It's surprising to me that "where id = 42 or id = 4711" behaves differently than "where id in (42, 4711)".
I would have guessed the database optimizes this away. It seems like an easy to implement and safe optimization. (Look at abstract syntax tree, find "or" expressions, find equality test expressions under there, check if two or more compare the same sub-expression against constants, then combine.)
Did I misunderstand what the article is saying PostgreSQL does, or does it actually not do this optimization for you?
> I would have guessed the database optimizes this away
And one thing about this type of "beneath the covers" optimization is that, over time, the tool ends up doing it for you and applying these sorts of optimizations can end up hurting more than helping - so by all means learn it, but keep an eye on it as versions progress and make sure you're not fighting the optimizer.
Kind of an issue for optimizers in any situation. You're relying on implicit behavior which may change.
Unless you decide to document it and guarantee the optimization will be applied if certain conditions are met. Though that has its own downsides because now the system is locked into providing that guarantee. (Real-world example of a guarantee: in C, the "&&" and "||" operators are guaranteed to be lazy. Writing "0 && (1/0)" should be safe; you won't divide by zero because the spec guarantees it's optimized away.)
Or I guess you could try other approaches like having the database detect that it could be optimized, but then tell you to rewrite your own code instead of rewriting it for you.

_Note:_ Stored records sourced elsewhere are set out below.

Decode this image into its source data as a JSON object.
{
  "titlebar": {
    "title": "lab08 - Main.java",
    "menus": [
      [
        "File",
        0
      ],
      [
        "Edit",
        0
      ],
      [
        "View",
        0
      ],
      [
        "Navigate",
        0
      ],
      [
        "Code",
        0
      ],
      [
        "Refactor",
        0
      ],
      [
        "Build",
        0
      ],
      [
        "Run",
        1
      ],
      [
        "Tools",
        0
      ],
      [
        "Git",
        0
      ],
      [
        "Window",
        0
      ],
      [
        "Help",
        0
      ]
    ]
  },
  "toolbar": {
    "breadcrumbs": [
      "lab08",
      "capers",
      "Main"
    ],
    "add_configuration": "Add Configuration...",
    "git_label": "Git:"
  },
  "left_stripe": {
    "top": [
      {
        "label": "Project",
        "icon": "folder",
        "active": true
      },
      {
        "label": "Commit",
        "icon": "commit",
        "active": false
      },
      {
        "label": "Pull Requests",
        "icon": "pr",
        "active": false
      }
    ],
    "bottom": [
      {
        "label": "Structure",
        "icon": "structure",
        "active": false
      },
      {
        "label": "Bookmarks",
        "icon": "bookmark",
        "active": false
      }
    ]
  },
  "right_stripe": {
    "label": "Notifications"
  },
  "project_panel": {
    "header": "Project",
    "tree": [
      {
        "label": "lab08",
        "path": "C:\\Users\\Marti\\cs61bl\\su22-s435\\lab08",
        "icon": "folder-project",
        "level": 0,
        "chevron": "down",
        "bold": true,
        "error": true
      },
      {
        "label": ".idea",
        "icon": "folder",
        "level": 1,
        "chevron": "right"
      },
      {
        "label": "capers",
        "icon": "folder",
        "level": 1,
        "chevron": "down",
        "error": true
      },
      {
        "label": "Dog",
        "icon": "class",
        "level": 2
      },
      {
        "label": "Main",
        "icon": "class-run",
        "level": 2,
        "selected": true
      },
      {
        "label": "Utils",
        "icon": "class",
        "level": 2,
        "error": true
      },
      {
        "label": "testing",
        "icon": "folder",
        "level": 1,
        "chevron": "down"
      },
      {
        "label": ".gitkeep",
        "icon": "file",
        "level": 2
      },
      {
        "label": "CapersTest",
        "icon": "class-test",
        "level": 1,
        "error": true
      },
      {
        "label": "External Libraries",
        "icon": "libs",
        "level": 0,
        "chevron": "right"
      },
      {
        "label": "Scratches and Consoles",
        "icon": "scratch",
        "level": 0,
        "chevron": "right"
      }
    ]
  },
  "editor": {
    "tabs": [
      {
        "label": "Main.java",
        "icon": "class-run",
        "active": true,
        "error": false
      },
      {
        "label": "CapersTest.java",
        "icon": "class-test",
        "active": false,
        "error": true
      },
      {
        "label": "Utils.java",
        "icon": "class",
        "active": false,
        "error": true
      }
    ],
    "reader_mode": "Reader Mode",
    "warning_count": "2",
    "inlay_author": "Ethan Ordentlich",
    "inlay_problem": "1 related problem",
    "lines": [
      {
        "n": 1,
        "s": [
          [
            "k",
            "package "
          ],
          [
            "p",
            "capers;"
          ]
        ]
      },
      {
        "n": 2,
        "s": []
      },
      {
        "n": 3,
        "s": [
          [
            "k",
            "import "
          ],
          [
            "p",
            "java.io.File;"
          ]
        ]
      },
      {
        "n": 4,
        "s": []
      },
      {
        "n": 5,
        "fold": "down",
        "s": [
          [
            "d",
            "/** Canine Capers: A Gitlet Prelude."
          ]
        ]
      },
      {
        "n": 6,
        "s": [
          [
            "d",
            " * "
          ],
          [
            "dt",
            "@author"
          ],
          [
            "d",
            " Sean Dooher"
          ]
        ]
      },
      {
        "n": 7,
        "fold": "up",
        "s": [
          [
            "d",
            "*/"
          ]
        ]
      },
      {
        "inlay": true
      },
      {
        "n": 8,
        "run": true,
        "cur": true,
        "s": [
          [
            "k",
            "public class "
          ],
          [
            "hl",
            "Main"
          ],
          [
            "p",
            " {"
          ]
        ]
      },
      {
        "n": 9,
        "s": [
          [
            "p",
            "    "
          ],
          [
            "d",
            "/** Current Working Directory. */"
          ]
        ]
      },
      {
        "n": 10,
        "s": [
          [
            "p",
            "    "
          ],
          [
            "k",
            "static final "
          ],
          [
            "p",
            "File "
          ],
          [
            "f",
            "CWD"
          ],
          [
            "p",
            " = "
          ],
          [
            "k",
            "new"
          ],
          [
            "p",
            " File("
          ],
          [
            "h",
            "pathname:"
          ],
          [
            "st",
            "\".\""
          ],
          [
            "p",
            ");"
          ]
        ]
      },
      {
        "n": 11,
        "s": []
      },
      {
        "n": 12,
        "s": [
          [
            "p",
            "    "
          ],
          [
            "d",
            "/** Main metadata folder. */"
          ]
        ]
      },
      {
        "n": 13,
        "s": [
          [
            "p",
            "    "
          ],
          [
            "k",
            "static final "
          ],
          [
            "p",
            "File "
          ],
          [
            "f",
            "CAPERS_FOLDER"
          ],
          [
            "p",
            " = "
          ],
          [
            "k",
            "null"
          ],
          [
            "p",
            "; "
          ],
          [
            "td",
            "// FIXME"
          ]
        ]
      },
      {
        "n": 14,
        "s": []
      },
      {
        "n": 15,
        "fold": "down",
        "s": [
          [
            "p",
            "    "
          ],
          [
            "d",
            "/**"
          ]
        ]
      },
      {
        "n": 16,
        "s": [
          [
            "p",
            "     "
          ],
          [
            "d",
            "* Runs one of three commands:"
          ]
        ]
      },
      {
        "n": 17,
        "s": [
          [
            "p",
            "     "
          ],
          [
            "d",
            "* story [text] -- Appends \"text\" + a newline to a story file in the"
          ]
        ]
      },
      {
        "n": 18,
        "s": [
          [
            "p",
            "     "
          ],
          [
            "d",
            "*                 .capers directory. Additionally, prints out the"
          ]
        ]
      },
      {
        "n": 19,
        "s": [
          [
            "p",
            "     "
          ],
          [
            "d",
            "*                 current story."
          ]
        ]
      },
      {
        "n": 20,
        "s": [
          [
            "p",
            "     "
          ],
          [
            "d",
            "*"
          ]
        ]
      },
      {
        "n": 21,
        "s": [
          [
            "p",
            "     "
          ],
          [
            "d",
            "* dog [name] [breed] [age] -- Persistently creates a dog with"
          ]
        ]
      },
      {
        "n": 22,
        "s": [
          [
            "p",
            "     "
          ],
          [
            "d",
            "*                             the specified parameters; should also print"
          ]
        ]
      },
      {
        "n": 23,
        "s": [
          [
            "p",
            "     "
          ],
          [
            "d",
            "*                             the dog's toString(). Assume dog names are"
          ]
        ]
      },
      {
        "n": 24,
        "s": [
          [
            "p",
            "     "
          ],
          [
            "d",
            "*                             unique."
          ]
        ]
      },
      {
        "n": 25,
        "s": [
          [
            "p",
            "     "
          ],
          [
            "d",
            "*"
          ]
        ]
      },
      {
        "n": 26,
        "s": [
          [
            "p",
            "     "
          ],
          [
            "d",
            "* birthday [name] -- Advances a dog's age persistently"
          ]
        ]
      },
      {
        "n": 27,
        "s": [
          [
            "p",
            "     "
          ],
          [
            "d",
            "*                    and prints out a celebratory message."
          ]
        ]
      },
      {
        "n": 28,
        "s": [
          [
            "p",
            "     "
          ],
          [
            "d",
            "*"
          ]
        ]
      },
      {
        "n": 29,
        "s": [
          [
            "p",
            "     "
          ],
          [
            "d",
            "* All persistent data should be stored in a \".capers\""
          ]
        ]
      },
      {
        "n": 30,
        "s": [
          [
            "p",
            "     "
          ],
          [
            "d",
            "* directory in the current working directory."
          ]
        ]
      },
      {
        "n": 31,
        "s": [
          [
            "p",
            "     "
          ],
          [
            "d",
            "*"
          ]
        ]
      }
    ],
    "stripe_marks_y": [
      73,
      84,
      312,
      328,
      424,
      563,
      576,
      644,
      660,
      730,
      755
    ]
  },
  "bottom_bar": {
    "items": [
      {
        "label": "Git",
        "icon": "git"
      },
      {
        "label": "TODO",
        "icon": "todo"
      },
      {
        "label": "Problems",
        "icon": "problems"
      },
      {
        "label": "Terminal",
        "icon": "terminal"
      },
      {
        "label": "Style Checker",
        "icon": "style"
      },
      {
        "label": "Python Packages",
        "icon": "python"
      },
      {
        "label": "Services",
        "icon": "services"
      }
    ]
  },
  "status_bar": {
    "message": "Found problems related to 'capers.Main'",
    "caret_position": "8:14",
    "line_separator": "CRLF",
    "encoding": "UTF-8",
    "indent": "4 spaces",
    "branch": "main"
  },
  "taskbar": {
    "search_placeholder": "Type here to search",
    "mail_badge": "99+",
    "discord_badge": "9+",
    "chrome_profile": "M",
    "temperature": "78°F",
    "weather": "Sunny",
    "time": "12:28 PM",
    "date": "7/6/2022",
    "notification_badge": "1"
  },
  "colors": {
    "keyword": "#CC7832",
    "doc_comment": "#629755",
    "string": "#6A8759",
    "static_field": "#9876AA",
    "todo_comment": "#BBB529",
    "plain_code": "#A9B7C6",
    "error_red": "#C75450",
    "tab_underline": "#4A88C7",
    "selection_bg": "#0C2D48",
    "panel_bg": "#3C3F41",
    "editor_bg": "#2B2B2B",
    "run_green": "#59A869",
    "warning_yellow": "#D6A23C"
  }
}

I think the simpler takeaway is that OR consistently represents a branch in the query planning, where the planner now always has to do two things and merge back instead of one. It makes sense for the OR operations to always preserve this inefficiency instead of leaving the user guessing when it will or won’t.
I have long since resigned myself to the fact that "declarative language" in practice only means that you don't have to manually write the for-loops anymore. The concept of declarative languages seems like it has so much potential, but I haven't seen any that have even come close to it.
I would have guessed the database optimizes this away. It seems like an easy to implement and safe optimization. (Look at abstract syntax tree, find "or" expressions, find equality test expressions under there, check if two or more compare the same sub-expression against constants, then combine.)
Did I misunderstand what the article is saying PostgreSQL does, or does it actually not do this optimization for you?